Selecting subjects with attachments elsewhere that no longer belong to the present, the pieces give rise to a sense of anachronism and contextual displacement, nonetheless strongly referencing and addressing situations of relevance today.
The material transformation renders architectural devices and functional objects fully dysfunctional, and highly susceptible to entropy and decay. Depicting pieces in the state of arrested physical change, the work aims to capture the moment before collapse happens. Denied the possibility to serve their original purpose, they become images of deprivation and interruption, reflecting past and present in the time of ruination. The scale and presence of the work echoes the gravity of monuments, whilst the raw materiality confronts the viewer with its intrinsic vulnerability and instability.
The reoccurance of various bared architectural features in the work alludes to both the human presence and absence within it, introducing personal attachments and often distorted memories of spaces, stripped from their original specific traits. It uses the lifespan of architecture which out lives its creators and those who have inhabitted it to investigate the relationship of history and its architecture as well as architecture and the notion of commemoration. Neelova’s use of personal history and it’s relationship to a place and it’s collective history, are funneled together in an attempt to create forceful attachment. Having moved countries every 5 years of her life, the notion of adopting a history within repetitive transitions has become increasingly important to her.

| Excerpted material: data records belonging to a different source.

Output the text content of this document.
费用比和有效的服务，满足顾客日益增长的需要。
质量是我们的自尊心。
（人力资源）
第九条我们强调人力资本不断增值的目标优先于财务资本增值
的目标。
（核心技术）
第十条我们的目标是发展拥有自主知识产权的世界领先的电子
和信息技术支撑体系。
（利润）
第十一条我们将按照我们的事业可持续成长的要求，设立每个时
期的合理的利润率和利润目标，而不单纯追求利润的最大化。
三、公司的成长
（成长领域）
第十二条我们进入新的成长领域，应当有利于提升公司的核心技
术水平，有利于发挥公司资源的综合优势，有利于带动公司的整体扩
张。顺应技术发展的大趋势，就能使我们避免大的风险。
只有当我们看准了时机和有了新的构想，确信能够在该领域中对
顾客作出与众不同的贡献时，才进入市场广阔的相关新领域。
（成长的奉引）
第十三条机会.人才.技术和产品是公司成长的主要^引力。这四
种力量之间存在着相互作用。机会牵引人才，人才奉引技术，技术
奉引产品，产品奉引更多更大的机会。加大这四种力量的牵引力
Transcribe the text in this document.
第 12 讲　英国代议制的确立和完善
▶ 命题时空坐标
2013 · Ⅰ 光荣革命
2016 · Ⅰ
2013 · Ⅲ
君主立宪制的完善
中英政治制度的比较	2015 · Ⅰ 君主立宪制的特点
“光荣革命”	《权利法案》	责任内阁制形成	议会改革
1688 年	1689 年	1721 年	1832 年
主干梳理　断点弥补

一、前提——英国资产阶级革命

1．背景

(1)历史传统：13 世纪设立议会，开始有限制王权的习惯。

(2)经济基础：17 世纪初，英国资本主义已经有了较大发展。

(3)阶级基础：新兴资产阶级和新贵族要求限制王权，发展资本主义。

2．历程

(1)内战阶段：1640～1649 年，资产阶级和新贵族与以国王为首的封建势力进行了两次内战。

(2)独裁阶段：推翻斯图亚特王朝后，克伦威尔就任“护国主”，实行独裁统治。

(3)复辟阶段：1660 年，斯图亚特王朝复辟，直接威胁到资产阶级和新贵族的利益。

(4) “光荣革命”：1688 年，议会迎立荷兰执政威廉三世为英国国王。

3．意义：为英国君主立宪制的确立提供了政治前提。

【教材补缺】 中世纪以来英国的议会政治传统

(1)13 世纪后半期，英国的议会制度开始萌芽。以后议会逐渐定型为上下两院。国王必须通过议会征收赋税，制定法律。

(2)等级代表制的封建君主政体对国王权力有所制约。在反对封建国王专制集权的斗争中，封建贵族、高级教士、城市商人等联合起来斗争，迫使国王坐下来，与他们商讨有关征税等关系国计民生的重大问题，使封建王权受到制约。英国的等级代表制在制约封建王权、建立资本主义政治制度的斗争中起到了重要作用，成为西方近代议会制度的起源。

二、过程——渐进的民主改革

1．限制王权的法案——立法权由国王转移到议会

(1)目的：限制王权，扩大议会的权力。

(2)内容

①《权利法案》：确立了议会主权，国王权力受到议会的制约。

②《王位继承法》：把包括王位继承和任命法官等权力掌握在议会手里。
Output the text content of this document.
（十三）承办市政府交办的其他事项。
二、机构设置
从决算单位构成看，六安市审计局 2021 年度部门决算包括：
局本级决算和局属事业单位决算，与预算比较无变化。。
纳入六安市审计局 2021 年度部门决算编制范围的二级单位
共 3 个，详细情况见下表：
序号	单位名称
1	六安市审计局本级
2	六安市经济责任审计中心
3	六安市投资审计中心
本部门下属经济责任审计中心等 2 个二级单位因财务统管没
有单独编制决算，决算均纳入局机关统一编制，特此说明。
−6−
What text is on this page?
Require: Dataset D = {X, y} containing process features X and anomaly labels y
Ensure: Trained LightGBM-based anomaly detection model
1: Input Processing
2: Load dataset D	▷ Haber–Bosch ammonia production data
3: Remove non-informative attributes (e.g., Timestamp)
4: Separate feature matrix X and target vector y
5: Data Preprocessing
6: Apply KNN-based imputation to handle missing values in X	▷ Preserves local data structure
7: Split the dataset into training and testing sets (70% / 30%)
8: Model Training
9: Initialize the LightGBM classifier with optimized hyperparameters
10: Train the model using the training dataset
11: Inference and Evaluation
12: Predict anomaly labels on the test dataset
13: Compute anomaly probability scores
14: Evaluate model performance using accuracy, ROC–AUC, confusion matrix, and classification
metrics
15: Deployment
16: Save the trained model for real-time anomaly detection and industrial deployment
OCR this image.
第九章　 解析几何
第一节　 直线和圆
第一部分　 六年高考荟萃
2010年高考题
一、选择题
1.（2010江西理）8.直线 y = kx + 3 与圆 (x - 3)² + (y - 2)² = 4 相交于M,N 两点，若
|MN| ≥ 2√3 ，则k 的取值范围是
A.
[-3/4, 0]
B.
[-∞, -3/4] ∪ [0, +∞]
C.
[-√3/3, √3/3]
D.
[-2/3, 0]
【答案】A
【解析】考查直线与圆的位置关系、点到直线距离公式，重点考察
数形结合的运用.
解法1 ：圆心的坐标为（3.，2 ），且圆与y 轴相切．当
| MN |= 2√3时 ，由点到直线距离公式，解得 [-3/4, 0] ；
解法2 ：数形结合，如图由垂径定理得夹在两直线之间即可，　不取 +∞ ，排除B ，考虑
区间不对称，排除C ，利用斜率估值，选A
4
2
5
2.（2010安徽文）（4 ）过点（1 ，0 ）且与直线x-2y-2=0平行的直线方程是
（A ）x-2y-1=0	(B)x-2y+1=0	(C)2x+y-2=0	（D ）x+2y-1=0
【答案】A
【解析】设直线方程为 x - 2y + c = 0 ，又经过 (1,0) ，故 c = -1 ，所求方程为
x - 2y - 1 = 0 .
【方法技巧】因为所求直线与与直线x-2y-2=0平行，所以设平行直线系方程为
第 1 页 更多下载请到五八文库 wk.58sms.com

Neelova regularly attempts to complicate the space where her work is presented, aiming at creating passages within it that require a closer contact with the viewe, playing with distance and proximity and the physicality of walking through the piece. The materials may be brought to the end stage of their existence, alluding to a sense of impending loss and departure or the rundown state and collapse of the systems. These works are thereby exploring the narrative texture of the inevitable and resonant endings, on personal planes or of historical periods, and the capacity of the ruin to place one at the end of a continuum or present a fictional future to our present.